Following the meeting, resident Kerron Abel thanked what he said were the 700 people who had opposed the plan.
But he added: “They haven’t been listened to. This (country) is supposed to be the mother of democracy, but it’s not. We haven’t seen democracy carried on today.”
Penny Philpotts, who had earlier urged committee members not to “sacrifice” the land, said: “We’re not against industry. We want King’s Lynn to be a successful town.
“But you don’t need to use greenfield land. It’s very sad they have chosen to permit this.”
Committee members voted 12 to three to accept officials’ recommendation to approve the scheme.
A proposal by committee member Andrew Morrison, calling for the application to be deferred because of concerns over the number of vacant units currently available in the town, had earlier been defeated.
Ahead of the meeting, officials had argued that the proposals would promote economic growth, while the planned reduction in the number of units from 19 to 16, plus landscape buffer zones between the site and neighbouring properties, would mean there was no significant impact on residents.
But ward councillor John Collop, who spoke in support of residents, said: “They (the committee) have made a very bad decision.”
Objectors claim they are already experiencing disturbance from industrial operations on the nearby Hardwick industrial estate. Access to the application site is intended to be via an existing entrance off Rollesby Road.

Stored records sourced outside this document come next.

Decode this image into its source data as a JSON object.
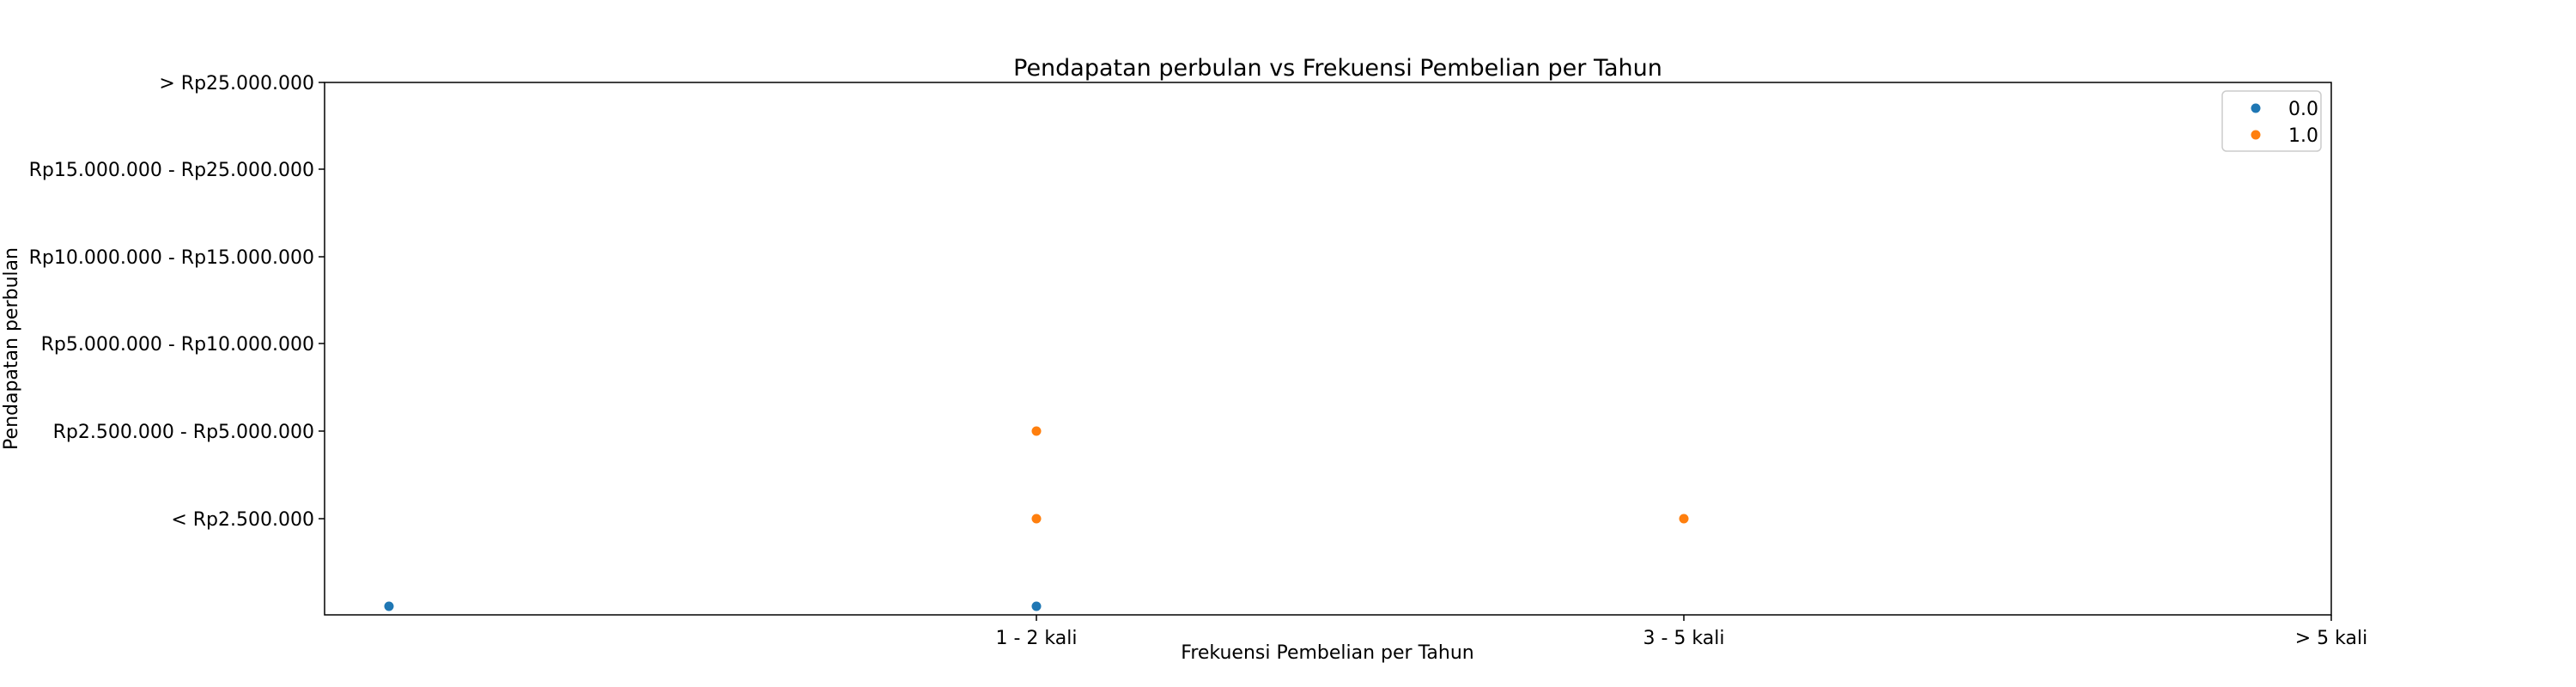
{
  "chart_data": {
    "type": "scatter",
    "title": "Pendapatan perbulan vs Frekuensi Pembelian per Tahun",
    "xlabel": "Frekuensi Pembelian per Tahun",
    "ylabel": "Pendapatan perbulan",
    "x_categories": [
      "",
      "1 - 2 kali",
      "3 - 5 kali",
      "> 5 kali"
    ],
    "y_categories": [
      "",
      "< Rp2.500.000",
      "Rp2.500.000 - Rp5.000.000",
      "Rp5.000.000 - Rp10.000.000",
      "Rp10.000.000 - Rp15.000.000",
      "Rp15.000.000 - Rp25.000.000",
      "> Rp25.000.000"
    ],
    "x_tick_labels": [
      "1 - 2 kali",
      "3 - 5 kali",
      "> 5 kali"
    ],
    "y_tick_labels": [
      "< Rp2.500.000",
      "Rp2.500.000 - Rp5.000.000",
      "Rp5.000.000 - Rp10.000.000",
      "Rp10.000.000 - Rp15.000.000",
      "Rp15.000.000 - Rp25.000.000",
      "> Rp25.000.000"
    ],
    "grid": false,
    "legend_position": "top-right",
    "series": [
      {
        "name": "0.0",
        "color": "#1f77b4",
        "points": [
          {
            "x": "",
            "y": ""
          },
          {
            "x": "1 - 2 kali",
            "y": ""
          }
        ]
      },
      {
        "name": "1.0",
        "color": "#ff7f0e",
        "points": [
          {
            "x": "1 - 2 kali",
            "y": "Rp2.500.000 - Rp5.000.000"
          },
          {
            "x": "1 - 2 kali",
            "y": "< Rp2.500.000"
          },
          {
            "x": "3 - 5 kali",
            "y": "< Rp2.500.000"
          }
        ]
      }
    ]
  }
}
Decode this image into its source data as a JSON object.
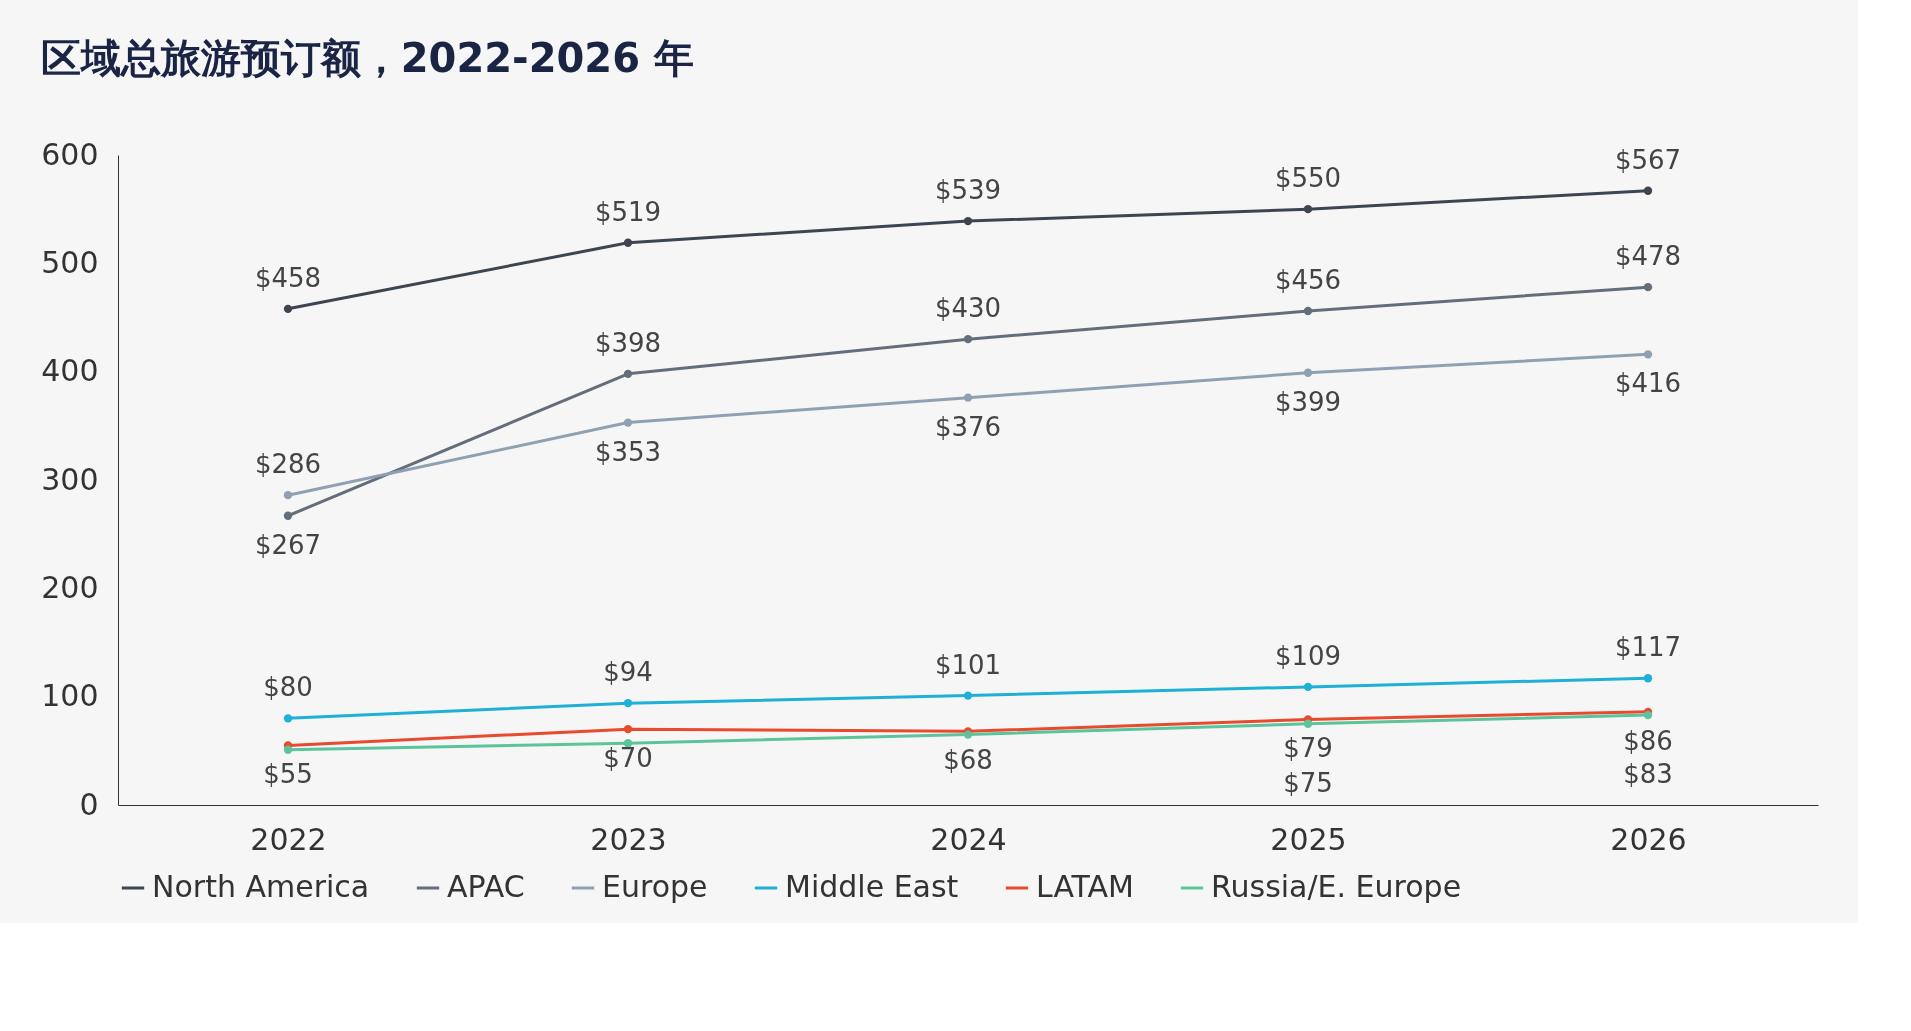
{
  "chart_data": {
    "type": "line",
    "title": "区域总旅游预订额，2022-2026 年",
    "categories": [
      "2022",
      "2023",
      "2024",
      "2025",
      "2026"
    ],
    "series": [
      {
        "name": "North America",
        "color": "#3d4550",
        "values": [
          458,
          519,
          539,
          550,
          567
        ],
        "value_labels": [
          "$458",
          "$519",
          "$539",
          "$550",
          "$567"
        ]
      },
      {
        "name": "APAC",
        "color": "#646e7a",
        "values": [
          267,
          398,
          430,
          456,
          478
        ],
        "value_labels": [
          "$267",
          "$398",
          "$430",
          "$456",
          "$478"
        ]
      },
      {
        "name": "Europe",
        "color": "#8fa0b3",
        "values": [
          286,
          353,
          376,
          399,
          416
        ],
        "value_labels": [
          "$286",
          "$353",
          "$376",
          "$399",
          "$416"
        ]
      },
      {
        "name": "Middle East",
        "color": "#1fb0d8",
        "values": [
          80,
          94,
          101,
          109,
          117
        ],
        "value_labels": [
          "$80",
          "$94",
          "$101",
          "$109",
          "$117"
        ]
      },
      {
        "name": "LATAM",
        "color": "#e84a2f",
        "values": [
          55,
          70,
          68,
          79,
          86
        ],
        "value_labels": [
          "$55",
          "$70",
          "$68",
          "$79",
          "$86"
        ]
      },
      {
        "name": "Russia/E. Europe",
        "color": "#5cc49a",
        "values": [
          51,
          57,
          65,
          75,
          83
        ],
        "value_labels": [
          null,
          null,
          null,
          "$75",
          "$83"
        ]
      }
    ],
    "ylim": [
      0,
      600
    ],
    "yticks": [
      0,
      100,
      200,
      300,
      400,
      500,
      600
    ],
    "grid": false,
    "legend": "bottom",
    "marker": "circle",
    "line_style": "solid"
  }
}
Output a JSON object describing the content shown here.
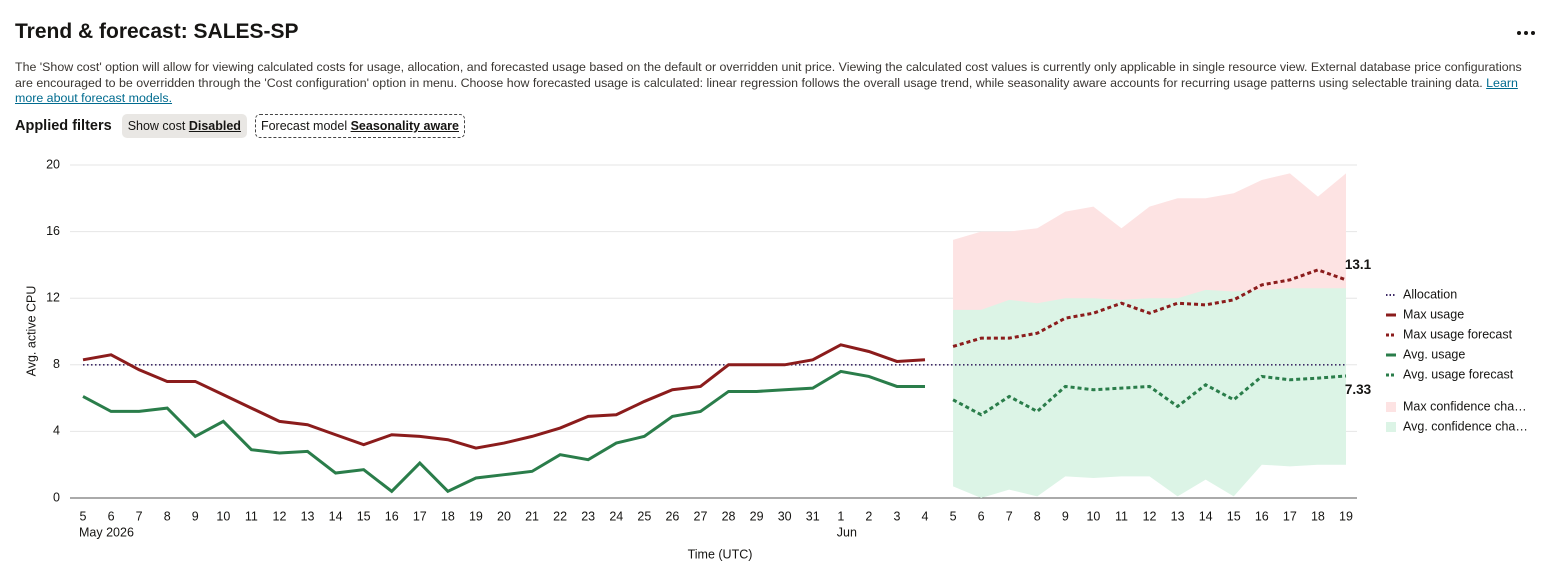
{
  "header": {
    "title": "Trend & forecast: SALES-SP",
    "description": "The 'Show cost' option will allow for viewing calculated costs for usage, allocation, and forecasted usage based on the default or overridden unit price. Viewing the calculated cost values is currently only applicable in single resource view. External database price configurations are encouraged to be overridden through the 'Cost configuration' option in menu. Choose how forecasted usage is calculated: linear regression follows the overall usage trend, while seasonality aware accounts for recurring usage patterns using selectable training data.",
    "link": "Learn more about forecast models."
  },
  "filters": {
    "label": "Applied filters",
    "chips": [
      {
        "name": "Show cost",
        "value": "Disabled"
      },
      {
        "name": "Forecast model",
        "value": "Seasonality aware"
      }
    ]
  },
  "chart_data": {
    "type": "line",
    "y_label": "Avg. active CPU",
    "x_label": "Time (UTC)",
    "categories": [
      "5",
      "6",
      "7",
      "8",
      "9",
      "10",
      "11",
      "12",
      "13",
      "14",
      "15",
      "16",
      "17",
      "18",
      "19",
      "20",
      "21",
      "22",
      "23",
      "24",
      "25",
      "26",
      "27",
      "28",
      "29",
      "30",
      "31",
      "1",
      "2",
      "3",
      "4",
      "5",
      "6",
      "7",
      "8",
      "9",
      "10",
      "11",
      "12",
      "13",
      "14",
      "15",
      "16",
      "17",
      "18",
      "19"
    ],
    "sublabels": [
      "May 2026",
      null,
      null,
      null,
      null,
      null,
      null,
      null,
      null,
      null,
      null,
      null,
      null,
      null,
      null,
      null,
      null,
      null,
      null,
      null,
      null,
      null,
      null,
      null,
      null,
      null,
      null,
      "Jun",
      null,
      null,
      null,
      null,
      null,
      null,
      null,
      null,
      null,
      null,
      null,
      null,
      null,
      null,
      null,
      null,
      null,
      null
    ],
    "ylim": [
      0,
      20
    ],
    "yticks": [
      0,
      4,
      8,
      12,
      16,
      20
    ],
    "grid": true,
    "series": [
      {
        "name": "Max confidence cha…",
        "kind": "band",
        "color": "#fde3e3",
        "upper": [
          null,
          null,
          null,
          null,
          null,
          null,
          null,
          null,
          null,
          null,
          null,
          null,
          null,
          null,
          null,
          null,
          null,
          null,
          null,
          null,
          null,
          null,
          null,
          null,
          null,
          null,
          null,
          null,
          null,
          null,
          null,
          15.5,
          16.0,
          16.0,
          16.2,
          17.2,
          17.5,
          16.2,
          17.5,
          18.0,
          18.0,
          18.3,
          19.1,
          19.5,
          18.1,
          19.5
        ],
        "lower": [
          null,
          null,
          null,
          null,
          null,
          null,
          null,
          null,
          null,
          null,
          null,
          null,
          null,
          null,
          null,
          null,
          null,
          null,
          null,
          null,
          null,
          null,
          null,
          null,
          null,
          null,
          null,
          null,
          null,
          null,
          null,
          6.6,
          7.1,
          7.1,
          7.4,
          8.3,
          8.6,
          9.2,
          8.6,
          9.2,
          9.1,
          9.4,
          10.3,
          10.6,
          11.2,
          10.6
        ]
      },
      {
        "name": "Avg. confidence cha…",
        "kind": "band",
        "color": "#dcf4e6",
        "upper": [
          null,
          null,
          null,
          null,
          null,
          null,
          null,
          null,
          null,
          null,
          null,
          null,
          null,
          null,
          null,
          null,
          null,
          null,
          null,
          null,
          null,
          null,
          null,
          null,
          null,
          null,
          null,
          null,
          null,
          null,
          null,
          11.3,
          11.3,
          11.9,
          11.7,
          12.0,
          12.0,
          11.9,
          12.0,
          12.0,
          12.5,
          12.4,
          12.5,
          12.6,
          12.6,
          12.6
        ],
        "lower": [
          null,
          null,
          null,
          null,
          null,
          null,
          null,
          null,
          null,
          null,
          null,
          null,
          null,
          null,
          null,
          null,
          null,
          null,
          null,
          null,
          null,
          null,
          null,
          null,
          null,
          null,
          null,
          null,
          null,
          null,
          null,
          0.7,
          0,
          0.5,
          0.1,
          1.3,
          1.2,
          1.3,
          1.3,
          0.1,
          1.1,
          0.1,
          2.0,
          1.9,
          2.0,
          2.0
        ]
      },
      {
        "name": "Allocation",
        "kind": "line",
        "style": "dotted",
        "color": "#3d2a66",
        "values": [
          8,
          8,
          8,
          8,
          8,
          8,
          8,
          8,
          8,
          8,
          8,
          8,
          8,
          8,
          8,
          8,
          8,
          8,
          8,
          8,
          8,
          8,
          8,
          8,
          8,
          8,
          8,
          8,
          8,
          8,
          8,
          8,
          8,
          8,
          8,
          8,
          8,
          8,
          8,
          8,
          8,
          8,
          8,
          8,
          8,
          8
        ]
      },
      {
        "name": "Max usage",
        "kind": "line",
        "style": "solid",
        "color": "#8b1c1c",
        "values": [
          8.3,
          8.6,
          7.7,
          7.0,
          7.0,
          6.2,
          5.4,
          4.6,
          4.4,
          3.8,
          3.2,
          3.8,
          3.7,
          3.5,
          3.0,
          3.3,
          3.7,
          4.2,
          4.9,
          5.0,
          5.8,
          6.5,
          6.7,
          8.0,
          8.0,
          8.0,
          8.3,
          9.2,
          8.8,
          8.2,
          8.3,
          null,
          null,
          null,
          null,
          null,
          null,
          null,
          null,
          null,
          null,
          null,
          null,
          null,
          null,
          null
        ]
      },
      {
        "name": "Max usage forecast",
        "kind": "line",
        "style": "dashed",
        "color": "#8b1c1c",
        "label_last": true,
        "values": [
          null,
          null,
          null,
          null,
          null,
          null,
          null,
          null,
          null,
          null,
          null,
          null,
          null,
          null,
          null,
          null,
          null,
          null,
          null,
          null,
          null,
          null,
          null,
          null,
          null,
          null,
          null,
          null,
          null,
          null,
          null,
          9.1,
          9.6,
          9.6,
          9.9,
          10.8,
          11.1,
          11.7,
          11.1,
          11.7,
          11.6,
          11.9,
          12.8,
          13.1,
          13.7,
          13.1
        ]
      },
      {
        "name": "Avg. usage",
        "kind": "line",
        "style": "solid",
        "color": "#2a7d4a",
        "values": [
          6.1,
          5.2,
          5.2,
          5.4,
          3.7,
          4.6,
          2.9,
          2.7,
          2.8,
          1.5,
          1.7,
          0.4,
          2.1,
          0.4,
          1.2,
          1.4,
          1.6,
          2.6,
          2.3,
          3.3,
          3.7,
          4.9,
          5.2,
          6.4,
          6.4,
          6.5,
          6.6,
          7.6,
          7.3,
          6.7,
          6.7,
          null,
          null,
          null,
          null,
          null,
          null,
          null,
          null,
          null,
          null,
          null,
          null,
          null,
          null,
          null
        ]
      },
      {
        "name": "Avg. usage forecast",
        "kind": "line",
        "style": "dashed",
        "color": "#2a7d4a",
        "label_last": true,
        "values": [
          null,
          null,
          null,
          null,
          null,
          null,
          null,
          null,
          null,
          null,
          null,
          null,
          null,
          null,
          null,
          null,
          null,
          null,
          null,
          null,
          null,
          null,
          null,
          null,
          null,
          null,
          null,
          null,
          null,
          null,
          null,
          5.9,
          5.0,
          6.1,
          5.2,
          6.7,
          6.5,
          6.6,
          6.7,
          5.5,
          6.8,
          5.9,
          7.3,
          7.1,
          7.2,
          7.33
        ]
      }
    ],
    "legend_order": [
      2,
      3,
      4,
      5,
      6,
      0,
      1
    ]
  }
}
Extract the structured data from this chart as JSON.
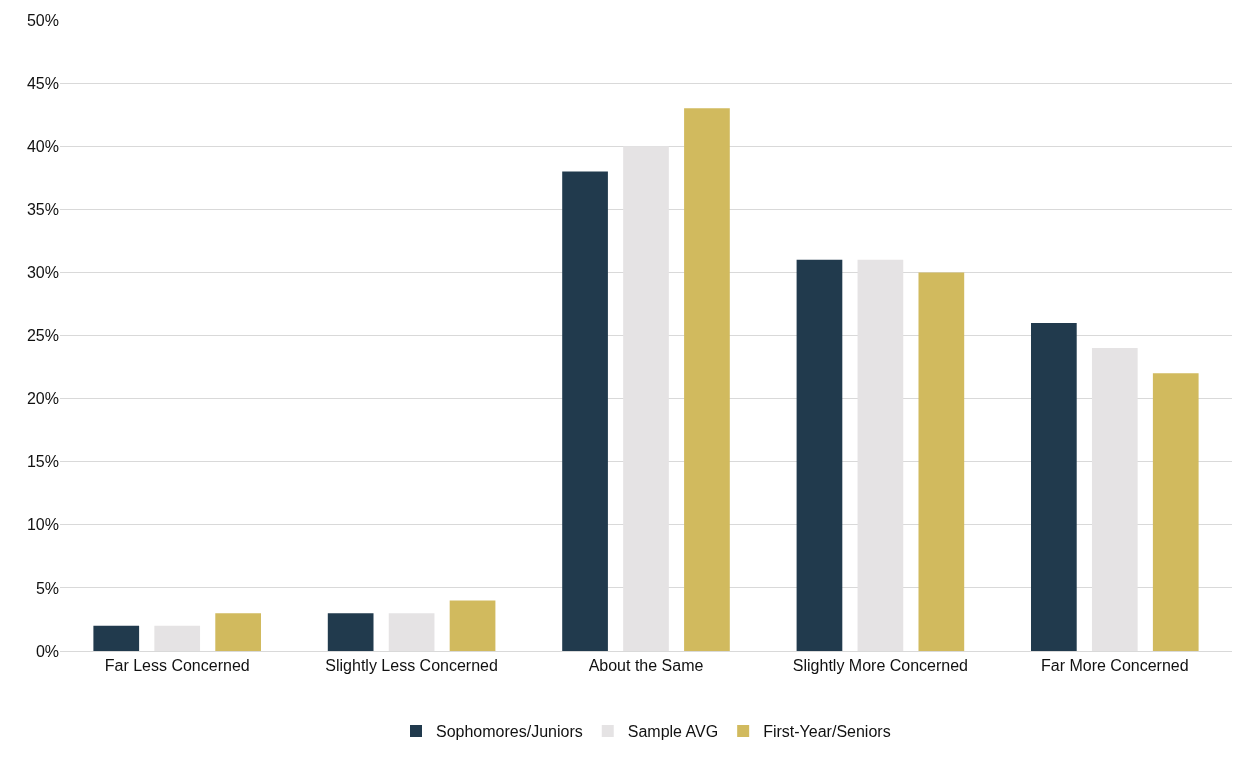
{
  "chart_data": {
    "type": "bar",
    "categories": [
      "Far Less Concerned",
      "Slightly Less Concerned",
      "About the Same",
      "Slightly More Concerned",
      "Far More Concerned"
    ],
    "series": [
      {
        "name": "Sophomores/Juniors",
        "color": "#213a4d",
        "values": [
          2,
          3,
          38,
          31,
          26
        ]
      },
      {
        "name": "Sample AVG",
        "color": "#e5e3e4",
        "values": [
          2,
          3,
          40,
          31,
          24
        ]
      },
      {
        "name": "First-Year/Seniors",
        "color": "#d1ba5e",
        "values": [
          3,
          4,
          43,
          30,
          22
        ]
      }
    ],
    "ylim": [
      0,
      50
    ],
    "yticks": [
      {
        "value": 0,
        "label": "0%"
      },
      {
        "value": 5,
        "label": "5%"
      },
      {
        "value": 10,
        "label": "10%"
      },
      {
        "value": 15,
        "label": "15%"
      },
      {
        "value": 20,
        "label": "20%"
      },
      {
        "value": 25,
        "label": "25%"
      },
      {
        "value": 30,
        "label": "30%"
      },
      {
        "value": 35,
        "label": "35%"
      },
      {
        "value": 40,
        "label": "40%"
      },
      {
        "value": 45,
        "label": "45%"
      },
      {
        "value": 50,
        "label": "50%"
      }
    ],
    "grid": "y",
    "legend": "bottom"
  }
}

They argue the proposal, submitted by Apex Platinum Investments Ltd, was not needed because of the number of existing units that are vacant and the proposals for new developments such as those planned in the Nar Ouse Regeneration Area.
They also claim that the site has become a key habitat for wildlife, as well as providing a vital amenity for elderly and ill residents who are unable to access other green sites elsewhere.
The latter point was echoed by committee member Terry Parish, who seconded Mr Morrison's proposal for a deferral.
He argued there was "no need" to allow the application to proceed at this stage, adding: "This is a greenfield site. We should not be building on it until it is absolutely necessary and it's not necessary."
Concerns were also raised about whether the council would end up maintaining a drain which runs through the site.
But officers said the argument about the number of existing vacant units could not be sustained as it would not apply in a situation where new housing was proposed.
Planning director Geoff Hall said members had to decide whether to prioritise protecting the land as it is or the plan's potential for economic growth.
He said questions over the council's ownership of the land were not relevant to the decision, adding: "The issue is whether this is a sustainable use of the site or not."